What aren’t considered rude in Japan? Let’s take a look….
Guidable recently published an article about some behaviours that are considered rude in Japan. This time, we will look into the things that you may consider rude in your home countries, but are acceptable in Japan.
Here are some of the things that are actually acceptable behaviours that you yourself will experience while living in Japan.
Slurping is considered a polite gesture
In my home country, our parents would tell us not to slurp when having our hot noodles, but in Japan this is considered a very polite thing to do. The louder the slurp, the better because it means you are enjoying your oishi ramen or soba so much. When I am on a dinner with some of my Japanese friends, I try my best to learn how to slurp without getting myself so messy. Honestly, I’m still not good at it but I know I can get myself accustomed to it.
Pushing your way on or off a train
Guidable has published several articles already about the commuter’s life in Japan, and how to survive your daily train ride. Pushing your way gently, which rarely happens, to get on or off the train is just a normal thing to do when in Japan, especially in Tokyo, where stations are crowded. Like everyone else who wanted to get into the train no matter how cramped it already is, you should know by now that pushing on a train is only practical without really having to apologize to everyone.
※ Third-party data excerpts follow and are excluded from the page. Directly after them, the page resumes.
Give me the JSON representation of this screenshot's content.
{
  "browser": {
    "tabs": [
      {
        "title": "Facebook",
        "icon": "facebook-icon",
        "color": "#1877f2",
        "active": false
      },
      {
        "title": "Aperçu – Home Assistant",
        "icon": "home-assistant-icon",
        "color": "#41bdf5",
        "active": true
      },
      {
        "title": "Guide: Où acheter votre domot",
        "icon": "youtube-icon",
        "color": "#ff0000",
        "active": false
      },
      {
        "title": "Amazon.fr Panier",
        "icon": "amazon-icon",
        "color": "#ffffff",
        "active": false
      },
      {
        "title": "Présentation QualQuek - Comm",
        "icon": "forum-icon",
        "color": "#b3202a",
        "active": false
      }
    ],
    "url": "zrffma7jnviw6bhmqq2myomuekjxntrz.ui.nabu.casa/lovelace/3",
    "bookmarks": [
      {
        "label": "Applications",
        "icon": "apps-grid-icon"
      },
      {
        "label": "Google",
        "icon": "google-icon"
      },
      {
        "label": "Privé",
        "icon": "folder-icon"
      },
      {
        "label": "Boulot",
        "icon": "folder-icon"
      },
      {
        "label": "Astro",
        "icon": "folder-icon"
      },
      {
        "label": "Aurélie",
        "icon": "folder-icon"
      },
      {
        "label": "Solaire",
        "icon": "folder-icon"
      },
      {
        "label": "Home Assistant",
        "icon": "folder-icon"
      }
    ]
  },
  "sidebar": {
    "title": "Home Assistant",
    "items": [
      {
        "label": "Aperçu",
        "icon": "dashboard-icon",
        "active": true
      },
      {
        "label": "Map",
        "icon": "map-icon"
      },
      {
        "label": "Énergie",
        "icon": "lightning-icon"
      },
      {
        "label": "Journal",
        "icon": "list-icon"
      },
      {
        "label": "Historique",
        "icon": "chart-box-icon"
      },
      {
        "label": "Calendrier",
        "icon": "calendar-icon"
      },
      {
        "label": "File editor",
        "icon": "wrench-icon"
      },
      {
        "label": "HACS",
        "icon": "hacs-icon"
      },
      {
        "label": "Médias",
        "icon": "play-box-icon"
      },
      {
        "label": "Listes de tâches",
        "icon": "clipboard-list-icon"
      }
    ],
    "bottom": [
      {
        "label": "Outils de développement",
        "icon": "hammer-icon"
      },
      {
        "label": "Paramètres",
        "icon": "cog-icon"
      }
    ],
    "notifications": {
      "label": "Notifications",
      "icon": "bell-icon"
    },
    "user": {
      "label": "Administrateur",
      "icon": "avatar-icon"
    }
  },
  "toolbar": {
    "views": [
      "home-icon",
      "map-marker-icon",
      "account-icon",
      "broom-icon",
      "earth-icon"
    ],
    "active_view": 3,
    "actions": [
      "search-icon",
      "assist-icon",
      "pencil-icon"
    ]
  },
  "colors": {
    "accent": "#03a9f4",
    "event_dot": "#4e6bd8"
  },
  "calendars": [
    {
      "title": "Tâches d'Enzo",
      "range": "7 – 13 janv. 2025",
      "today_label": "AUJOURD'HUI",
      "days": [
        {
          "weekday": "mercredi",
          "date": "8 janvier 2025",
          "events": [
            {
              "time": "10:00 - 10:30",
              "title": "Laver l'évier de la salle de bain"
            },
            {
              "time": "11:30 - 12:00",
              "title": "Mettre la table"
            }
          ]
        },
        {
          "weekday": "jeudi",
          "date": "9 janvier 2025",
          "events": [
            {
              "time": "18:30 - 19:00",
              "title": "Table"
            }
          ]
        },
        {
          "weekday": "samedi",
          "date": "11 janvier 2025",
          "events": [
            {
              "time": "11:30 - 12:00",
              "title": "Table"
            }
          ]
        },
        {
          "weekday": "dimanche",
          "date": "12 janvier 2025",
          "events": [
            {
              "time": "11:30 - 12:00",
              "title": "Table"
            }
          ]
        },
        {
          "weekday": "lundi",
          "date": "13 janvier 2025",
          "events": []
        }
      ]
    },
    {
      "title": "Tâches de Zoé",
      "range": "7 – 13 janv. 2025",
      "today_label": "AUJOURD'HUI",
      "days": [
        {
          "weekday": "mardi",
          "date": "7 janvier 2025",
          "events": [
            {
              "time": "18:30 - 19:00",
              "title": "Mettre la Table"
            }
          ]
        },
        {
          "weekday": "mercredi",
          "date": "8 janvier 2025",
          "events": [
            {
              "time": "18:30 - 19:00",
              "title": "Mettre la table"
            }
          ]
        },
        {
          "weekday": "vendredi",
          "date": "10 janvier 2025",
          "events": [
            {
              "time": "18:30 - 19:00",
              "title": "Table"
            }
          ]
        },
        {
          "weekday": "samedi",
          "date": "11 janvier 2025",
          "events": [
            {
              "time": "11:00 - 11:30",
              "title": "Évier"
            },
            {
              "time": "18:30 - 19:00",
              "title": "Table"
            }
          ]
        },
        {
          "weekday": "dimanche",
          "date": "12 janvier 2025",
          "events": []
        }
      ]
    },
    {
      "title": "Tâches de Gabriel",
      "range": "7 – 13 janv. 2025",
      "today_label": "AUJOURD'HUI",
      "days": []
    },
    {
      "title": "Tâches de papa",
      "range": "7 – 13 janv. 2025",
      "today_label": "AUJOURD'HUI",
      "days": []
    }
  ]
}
They don’t hold doors or umbrellas for you
Where I’m from, holding doors for loved ones and even strangers is considered polite. When a man holds the door open or an umbrella for a woman, it is considered a sweet gesture, however, there isn’t such a thing in Japan. Worry not though and just accept the fact that Japanese, especially men, are romantic and respectful in their own ways, but definitely not through opening a door or holding an umbrella for you. You can do it yourself anyway.
Don’t be surprised when they yell at restaurant
When you hear a loud “irrashaimase” or sumimasen in restaurants, don’t be offended when it sounds like someone is yelling at someone. In Japan, it is a common thing to do, especially in restaurants when you need a wait staff to assist you. When you happen to work part-time in cafes and restos, too, don’t be annoyed when you experience and feel like you are being yelled at yourself.
Tipping is not a Japanese thing
When in restaurants, again, not giving tips to wait staff is encouraged in Japan. It may be rude in other countries not to give a tip, but in Japan tipping is considered demeaning. Clearly, there are other ways of appreciating good customer care and quality service for Japanese.
Another thing that is considered acceptable in Japan is being discreet when saying things. Many Japanese are not very direct with people when it comes to expressing criticisms. They are not the confrontational type of people. They want to avoid conflict that is why they sometimes don’t say things straightforward enough, that it causes confusion between parties, most especially if the receiving end is non-Japanese. For example, they have a way of saying you look good wearing a yukata even if it clearly fits you badly. In other countries, being discreet is often rude, but in Japan, it is helpful in most situation.
When you live with locals longer enough, you will surely get a better understanding on why and how come things are considered acceptable and unacceptable. As always, just keep an open mind and take things as part of learning and growing as a mature individual in an environment new to you.